For centuries there have been messages that the Jews are “puppet masters” behind world leaders and pulling the strings of foreign policy. Examples are the Chronicles of Zion and Nazi posters. Here the Jewish guide dog is pulling Trump, the President of the United States. Trump also has dark glasses like those worn by blind people that have to blindly follow others, and has a yarmulke to show that he is controlled by the Jews.
This cartoon is filled with classic anti-Semitic stereotypes and offenses. Why does a widely read, respected publication like the New York Times continue to espouse anti-Semitic and anti-Israel messages? This latest cartoon is not an isolated incident, but part of a continuous stream of false and biased information designed to change the beliefs of its readers. Link to article on NYT anti-Semitism
On March 28, 2019, the Times ran it its Sunday Magazine section an eleven-page pro-BDS cover story. BDS is an anti-Semitic organization that uses economic warfare to destroy Israel and denies the right of Israel to exist. The author has publicly stated that no Palestinian will ever accept a Jewish state in Palestine. The article is unbalanced and fails to mention that in the United States 27 states, after extensive study, have adopted anti-BDS legislation.
The Times has also been publishing articles blaming religious Jews for spreading measles but ignoring outbreaks of measles in over a hundred areas including Amish and Somali-American communities and California amusement parks. These articles imply the historical beliefs that Jews are disease carriers and should be exterminated. The isolation of Jews in Ghettos by the Nazi’s was justified as a safety precaution for the non-Jewish population. The film A Journey Into the Holocaust covers this false belief that Jews carried the Black Plague into Europe in the 14th century when 30% of the population died. Black Death is now determined to have come from Central Asian Fleas living on the back of black rats that traveled on all merchant ships. This spread the Black Plague throughout the Mediterranean and Europe.
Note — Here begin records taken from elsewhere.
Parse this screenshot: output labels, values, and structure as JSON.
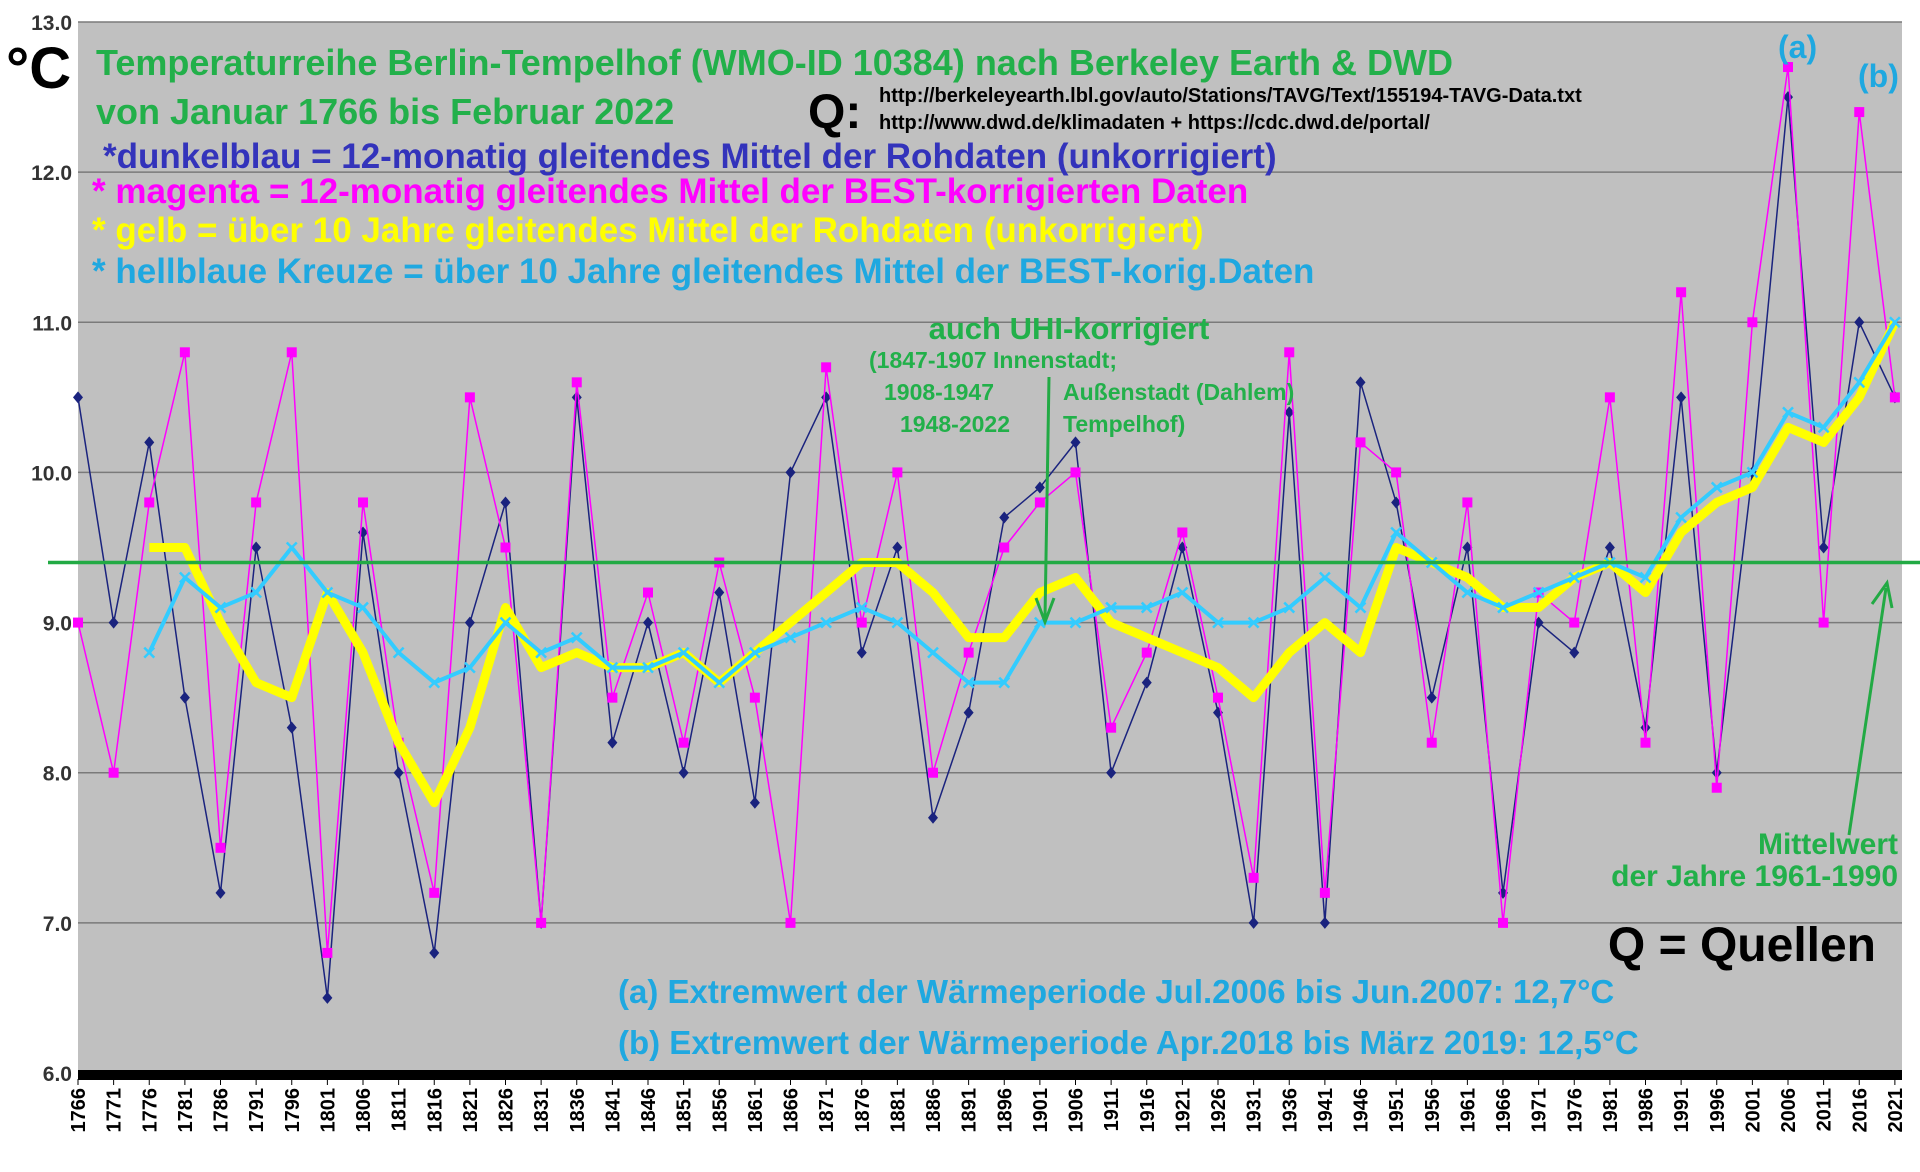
{
  "chart_data": {
    "type": "line",
    "title": "Temperaturreihe Berlin-Tempelhof (WMO-ID 10384) nach Berkeley Earth & DWD",
    "subtitle": "von Januar 1766 bis Februar 2022",
    "y_label": "°C",
    "x": [
      1766,
      1771,
      1776,
      1781,
      1786,
      1791,
      1796,
      1801,
      1806,
      1811,
      1816,
      1821,
      1826,
      1831,
      1836,
      1841,
      1846,
      1851,
      1856,
      1861,
      1866,
      1871,
      1876,
      1881,
      1886,
      1891,
      1896,
      1901,
      1906,
      1911,
      1916,
      1921,
      1926,
      1931,
      1936,
      1941,
      1946,
      1951,
      1956,
      1961,
      1966,
      1971,
      1976,
      1981,
      1986,
      1991,
      1996,
      2001,
      2006,
      2011,
      2016,
      2021
    ],
    "xlim": [
      1766,
      2022
    ],
    "xticks": [
      1766,
      1771,
      1776,
      1781,
      1786,
      1791,
      1796,
      1801,
      1806,
      1811,
      1816,
      1821,
      1826,
      1831,
      1836,
      1841,
      1846,
      1851,
      1856,
      1861,
      1866,
      1871,
      1876,
      1881,
      1886,
      1891,
      1896,
      1901,
      1906,
      1911,
      1916,
      1921,
      1926,
      1931,
      1936,
      1941,
      1946,
      1951,
      1956,
      1961,
      1966,
      1971,
      1976,
      1981,
      1986,
      1991,
      1996,
      2001,
      2006,
      2011,
      2016,
      2021
    ],
    "ylim": [
      6,
      13
    ],
    "yticks": [
      {
        "value": 6,
        "label": "6.0"
      },
      {
        "value": 7,
        "label": "7.0"
      },
      {
        "value": 8,
        "label": "8.0"
      },
      {
        "value": 9,
        "label": "9.0"
      },
      {
        "value": 10,
        "label": "10.0"
      },
      {
        "value": 11,
        "label": "11.0"
      },
      {
        "value": 12,
        "label": "12.0"
      },
      {
        "value": 13,
        "label": "13.0"
      }
    ],
    "grid": true,
    "reference_line": {
      "value": 9.4,
      "color": "#22aa44"
    },
    "series": [
      {
        "name": "*dunkelblau = 12-monatig gleitendes Mittel der Rohdaten (unkorrigiert)",
        "color": "#1a237e",
        "marker": "diamond",
        "values": [
          10.5,
          9.0,
          10.2,
          8.5,
          7.2,
          9.5,
          8.3,
          6.5,
          9.6,
          8.0,
          6.8,
          9.0,
          9.8,
          7.0,
          10.5,
          8.2,
          9.0,
          8.0,
          9.2,
          7.8,
          10.0,
          10.5,
          8.8,
          9.5,
          7.7,
          8.4,
          9.7,
          9.9,
          10.2,
          8.0,
          8.6,
          9.5,
          8.4,
          7.0,
          10.4,
          7.0,
          10.6,
          9.8,
          8.5,
          9.5,
          7.2,
          9.0,
          8.8,
          9.5,
          8.3,
          10.5,
          8.0,
          10.0,
          12.5,
          9.5,
          11.0,
          10.5
        ]
      },
      {
        "name": "* magenta = 12-monatig gleitendes Mittel der BEST-korrigierten Daten",
        "color": "#ff00ff",
        "marker": "square",
        "values": [
          9.0,
          8.0,
          9.8,
          10.8,
          7.5,
          9.8,
          10.8,
          6.8,
          9.8,
          8.2,
          7.2,
          10.5,
          9.5,
          7.0,
          10.6,
          8.5,
          9.2,
          8.2,
          9.4,
          8.5,
          7.0,
          10.7,
          9.0,
          10.0,
          8.0,
          8.8,
          9.5,
          9.8,
          10.0,
          8.3,
          8.8,
          9.6,
          8.5,
          7.3,
          10.8,
          7.2,
          10.2,
          10.0,
          8.2,
          9.8,
          7.0,
          9.2,
          9.0,
          10.5,
          8.2,
          11.2,
          7.9,
          11.0,
          12.7,
          9.0,
          12.4,
          10.5
        ]
      },
      {
        "name": "* gelb = über 10 Jahre gleitendes Mittel der Rohdaten (unkorrigiert)",
        "color": "#ffff00",
        "marker": "none",
        "values": [
          null,
          null,
          9.5,
          9.5,
          9.0,
          8.6,
          8.5,
          9.2,
          8.8,
          8.2,
          7.8,
          8.3,
          9.1,
          8.7,
          8.8,
          8.7,
          8.7,
          8.8,
          8.6,
          8.8,
          9.0,
          9.2,
          9.4,
          9.4,
          9.2,
          8.9,
          8.9,
          9.2,
          9.3,
          9.0,
          8.9,
          8.8,
          8.7,
          8.5,
          8.8,
          9.0,
          8.8,
          9.5,
          9.4,
          9.3,
          9.1,
          9.1,
          9.3,
          9.4,
          9.2,
          9.6,
          9.8,
          9.9,
          10.3,
          10.2,
          10.5,
          11.0
        ]
      },
      {
        "name": "* hellblaue Kreuze = über 10 Jahre gleitendes Mittel der BEST-korig.Daten",
        "color": "#33ccff",
        "marker": "cross",
        "values": [
          null,
          null,
          8.8,
          9.3,
          9.1,
          9.2,
          9.5,
          9.2,
          9.1,
          8.8,
          8.6,
          8.7,
          9.0,
          8.8,
          8.9,
          8.7,
          8.7,
          8.8,
          8.6,
          8.8,
          8.9,
          9.0,
          9.1,
          9.0,
          8.8,
          8.6,
          8.6,
          9.0,
          9.0,
          9.1,
          9.1,
          9.2,
          9.0,
          9.0,
          9.1,
          9.3,
          9.1,
          9.6,
          9.4,
          9.2,
          9.1,
          9.2,
          9.3,
          9.4,
          9.3,
          9.7,
          9.9,
          10.0,
          10.4,
          10.3,
          10.6,
          11.0
        ]
      }
    ],
    "annotations": [
      "Q:",
      "http://berkeleyearth.lbl.gov/auto/Stations/TAVG/Text/155194-TAVG-Data.txt",
      "http://www.dwd.de/klimadaten + https://cdc.dwd.de/portal/",
      "auch UHI-korrigiert",
      "(1847-1907  Innenstadt;",
      "1908-1947",
      "Außenstadt (Dahlem)",
      "1948-2022",
      "Tempelhof)",
      "Mittelwert",
      "der Jahre 1961-1990",
      "Q = Quellen",
      "(a) Extremwert der Wärmeperiode Jul.2006 bis Jun.2007: 12,7°C",
      "(b) Extremwert der Wärmeperiode Apr.2018 bis März 2019: 12,5°C",
      "(a)",
      "(b)"
    ]
  }
}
They have also run an article claiming that Jesus “was most likely a Palestinian man with dark skin.” It never mentions that Jesus was a proclaimed Judean Jew. The Romans eventually called their conquered territory Syria Palestina. This is a deliberate attempt to deny the Jewish connection to the Land of Israel.
We should never accept the views of a single news source, no matter how well known. To be informed we must seek out publications with opposing views and know history. Once we know an organization is biased, we must make sure that others know about that bias as well. Countries that control their press know how powerful biased news can become. Information bias, without a free press and an informed public to oppose those views, historically leads to genocidal action, including mass murders.